Gli Studi economici sulle condizioni naturali e civili della provincia di Padova (in Scritti raccolti e pubblicati dalla Società d'incoraggiamento...,Padova 1851) fanno del C. il più noto tra gli economisti padovani. Le condizioni della campagna venivano giudicate "tristissime": irrazionali e arretrati i metodi di coltivazione, insufficienti i lavori idraulici, dimenticati dalla pubblica beneficenza i contadini, analfabeti e ignoranti delle nozioni più elementari di agricoltura e perciò legati tenacemente agli usi antichi. Grande proprietario terriero, il C. era certamente interessato a riforme che consentissero un aumento della produzione e della produttività, ma era anche sinceramente sensibile alle esigenze di miglioramento materiale e morale dei contadini. Esprimendosi a favore della mezzadria nel Padovano, affermava che la società, "sanzionando il diritto di proprietà, non ha inteso di creare tanti dei di Epicuro; che la possidenza impone pure dei doveri; che ancor essi [proprietari] hanno l'obbligo di contribuire nella loro sfera al miglioramento sociale" (p. 168 e passim).

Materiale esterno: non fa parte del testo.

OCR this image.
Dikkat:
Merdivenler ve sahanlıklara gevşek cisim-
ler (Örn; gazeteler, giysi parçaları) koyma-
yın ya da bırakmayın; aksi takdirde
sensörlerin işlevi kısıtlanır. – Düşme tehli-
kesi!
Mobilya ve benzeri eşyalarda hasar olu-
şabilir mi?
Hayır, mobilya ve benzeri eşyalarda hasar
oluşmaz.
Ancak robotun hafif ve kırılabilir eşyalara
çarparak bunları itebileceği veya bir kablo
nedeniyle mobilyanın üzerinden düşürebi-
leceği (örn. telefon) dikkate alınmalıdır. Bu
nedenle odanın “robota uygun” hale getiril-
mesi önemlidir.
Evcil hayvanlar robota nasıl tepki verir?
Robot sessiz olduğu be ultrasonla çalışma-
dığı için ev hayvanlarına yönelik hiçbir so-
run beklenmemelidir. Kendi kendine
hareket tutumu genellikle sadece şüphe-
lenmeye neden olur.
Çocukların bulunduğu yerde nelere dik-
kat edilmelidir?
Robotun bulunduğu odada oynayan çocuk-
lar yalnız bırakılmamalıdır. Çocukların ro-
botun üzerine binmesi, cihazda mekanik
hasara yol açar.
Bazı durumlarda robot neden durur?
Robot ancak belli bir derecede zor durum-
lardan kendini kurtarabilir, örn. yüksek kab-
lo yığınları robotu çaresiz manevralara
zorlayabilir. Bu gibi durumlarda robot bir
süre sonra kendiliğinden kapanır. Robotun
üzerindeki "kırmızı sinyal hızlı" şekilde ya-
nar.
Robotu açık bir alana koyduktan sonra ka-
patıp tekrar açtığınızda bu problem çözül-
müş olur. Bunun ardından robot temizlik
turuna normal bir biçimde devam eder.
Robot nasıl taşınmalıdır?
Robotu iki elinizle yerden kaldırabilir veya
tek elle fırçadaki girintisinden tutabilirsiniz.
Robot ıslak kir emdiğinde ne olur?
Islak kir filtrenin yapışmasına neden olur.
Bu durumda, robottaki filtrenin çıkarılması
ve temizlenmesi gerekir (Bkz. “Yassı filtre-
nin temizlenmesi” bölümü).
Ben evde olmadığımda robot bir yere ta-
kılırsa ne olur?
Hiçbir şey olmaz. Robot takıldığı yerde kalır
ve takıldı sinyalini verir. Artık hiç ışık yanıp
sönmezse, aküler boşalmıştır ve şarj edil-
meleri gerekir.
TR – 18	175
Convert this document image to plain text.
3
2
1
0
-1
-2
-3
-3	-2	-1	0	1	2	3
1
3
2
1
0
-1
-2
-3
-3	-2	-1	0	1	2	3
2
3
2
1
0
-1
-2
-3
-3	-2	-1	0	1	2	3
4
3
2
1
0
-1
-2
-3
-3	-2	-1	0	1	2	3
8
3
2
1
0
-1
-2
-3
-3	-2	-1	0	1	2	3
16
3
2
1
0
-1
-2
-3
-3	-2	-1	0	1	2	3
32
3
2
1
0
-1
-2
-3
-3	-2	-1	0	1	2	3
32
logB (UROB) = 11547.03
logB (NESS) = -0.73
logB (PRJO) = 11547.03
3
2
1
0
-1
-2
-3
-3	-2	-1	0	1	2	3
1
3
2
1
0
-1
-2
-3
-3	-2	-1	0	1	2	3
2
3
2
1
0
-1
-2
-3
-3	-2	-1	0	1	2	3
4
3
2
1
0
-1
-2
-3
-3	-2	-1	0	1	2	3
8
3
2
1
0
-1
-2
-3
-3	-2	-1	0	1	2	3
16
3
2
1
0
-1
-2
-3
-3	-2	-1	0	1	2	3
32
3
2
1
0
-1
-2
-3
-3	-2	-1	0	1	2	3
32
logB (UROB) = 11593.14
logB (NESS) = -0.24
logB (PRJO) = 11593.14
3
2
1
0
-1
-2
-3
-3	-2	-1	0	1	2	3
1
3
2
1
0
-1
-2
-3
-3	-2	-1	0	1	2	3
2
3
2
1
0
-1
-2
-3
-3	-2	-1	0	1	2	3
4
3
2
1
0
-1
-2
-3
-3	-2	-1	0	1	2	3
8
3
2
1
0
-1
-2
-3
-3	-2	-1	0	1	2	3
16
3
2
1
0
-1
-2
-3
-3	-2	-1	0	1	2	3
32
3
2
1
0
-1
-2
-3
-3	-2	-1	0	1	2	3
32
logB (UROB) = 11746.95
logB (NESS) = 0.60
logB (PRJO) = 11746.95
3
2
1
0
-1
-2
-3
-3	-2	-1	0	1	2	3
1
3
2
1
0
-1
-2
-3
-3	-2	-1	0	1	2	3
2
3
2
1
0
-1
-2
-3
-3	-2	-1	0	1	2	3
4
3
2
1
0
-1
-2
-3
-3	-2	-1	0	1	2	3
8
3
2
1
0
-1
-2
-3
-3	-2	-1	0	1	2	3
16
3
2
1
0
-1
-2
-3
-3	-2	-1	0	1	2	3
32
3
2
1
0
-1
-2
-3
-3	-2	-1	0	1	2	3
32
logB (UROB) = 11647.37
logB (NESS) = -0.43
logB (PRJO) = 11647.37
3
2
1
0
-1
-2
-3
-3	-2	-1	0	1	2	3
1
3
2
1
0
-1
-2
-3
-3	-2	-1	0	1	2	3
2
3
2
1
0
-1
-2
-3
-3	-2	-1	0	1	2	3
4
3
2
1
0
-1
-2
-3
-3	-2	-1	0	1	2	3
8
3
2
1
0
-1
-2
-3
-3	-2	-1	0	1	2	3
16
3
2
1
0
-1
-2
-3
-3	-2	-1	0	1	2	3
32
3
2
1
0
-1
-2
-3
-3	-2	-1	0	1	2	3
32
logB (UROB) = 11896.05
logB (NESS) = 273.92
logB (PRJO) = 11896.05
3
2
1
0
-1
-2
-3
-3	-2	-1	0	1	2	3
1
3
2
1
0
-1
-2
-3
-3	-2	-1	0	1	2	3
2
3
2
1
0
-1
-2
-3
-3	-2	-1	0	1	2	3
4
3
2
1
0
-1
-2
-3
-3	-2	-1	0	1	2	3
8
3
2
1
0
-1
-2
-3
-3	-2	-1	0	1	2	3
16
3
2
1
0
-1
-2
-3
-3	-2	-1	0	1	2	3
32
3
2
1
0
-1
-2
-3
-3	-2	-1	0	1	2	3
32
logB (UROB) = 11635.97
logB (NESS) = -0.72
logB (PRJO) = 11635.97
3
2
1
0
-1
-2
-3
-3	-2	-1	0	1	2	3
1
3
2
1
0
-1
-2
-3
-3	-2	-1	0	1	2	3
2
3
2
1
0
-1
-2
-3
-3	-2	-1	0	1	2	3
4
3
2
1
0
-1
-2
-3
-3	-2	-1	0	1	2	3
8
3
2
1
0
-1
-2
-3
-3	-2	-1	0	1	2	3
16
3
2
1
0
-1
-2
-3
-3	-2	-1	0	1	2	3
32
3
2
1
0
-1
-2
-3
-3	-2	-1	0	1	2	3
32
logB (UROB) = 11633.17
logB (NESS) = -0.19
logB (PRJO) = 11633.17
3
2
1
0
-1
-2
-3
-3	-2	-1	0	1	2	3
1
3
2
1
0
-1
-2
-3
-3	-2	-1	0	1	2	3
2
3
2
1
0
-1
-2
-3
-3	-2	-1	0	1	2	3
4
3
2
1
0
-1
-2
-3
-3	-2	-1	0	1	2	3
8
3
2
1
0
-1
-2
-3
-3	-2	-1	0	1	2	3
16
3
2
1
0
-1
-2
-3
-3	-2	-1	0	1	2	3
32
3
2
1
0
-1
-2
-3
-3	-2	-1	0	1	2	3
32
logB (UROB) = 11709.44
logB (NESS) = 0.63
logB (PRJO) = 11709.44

Negli Studi sui Monti di Pietà (Venezia 1865), fatta la storia della diffusione in Europa dell'istituzione, poneva la questione se fosse stata veramente utile, e ne criticava la gestione nel Veneto, propugnandone una riforma per alleviare le condizioni delle classi inferiori. Divenuto intanto (4 ott. 1854) membro effettivo del Regio Istituto veneto, nell'ambito di un'indagine sulla situazione topografica, idraulica, fisica, agraria e medica delle province venete condotta tra il '55 e il '58 da nove membri dell'Istituto, il C., cui toccò la parte relativa alla statistica, stilava il Rapporto sulla statistica della popolazione (in Atti del R. Istituto…, s. 3, IV [1858-59], pp. 289-294), in cui rivelava anche doti di sociologo, anticipando gli stessi criteri che nel 1873 il ministro S. Castagnola seguirà per rinnovare i registri di popolazione, che i comuni,timorosi di imposizioni fiscali, osteggeranno fortemente. Degli anni Cinquanta è, infine, un discorso su "Industria e civiltà",in cui il C. esprimeva la sua profonda, e positivistica, persuasione che il grande fattore della civiltà è lo sviluppo industriale.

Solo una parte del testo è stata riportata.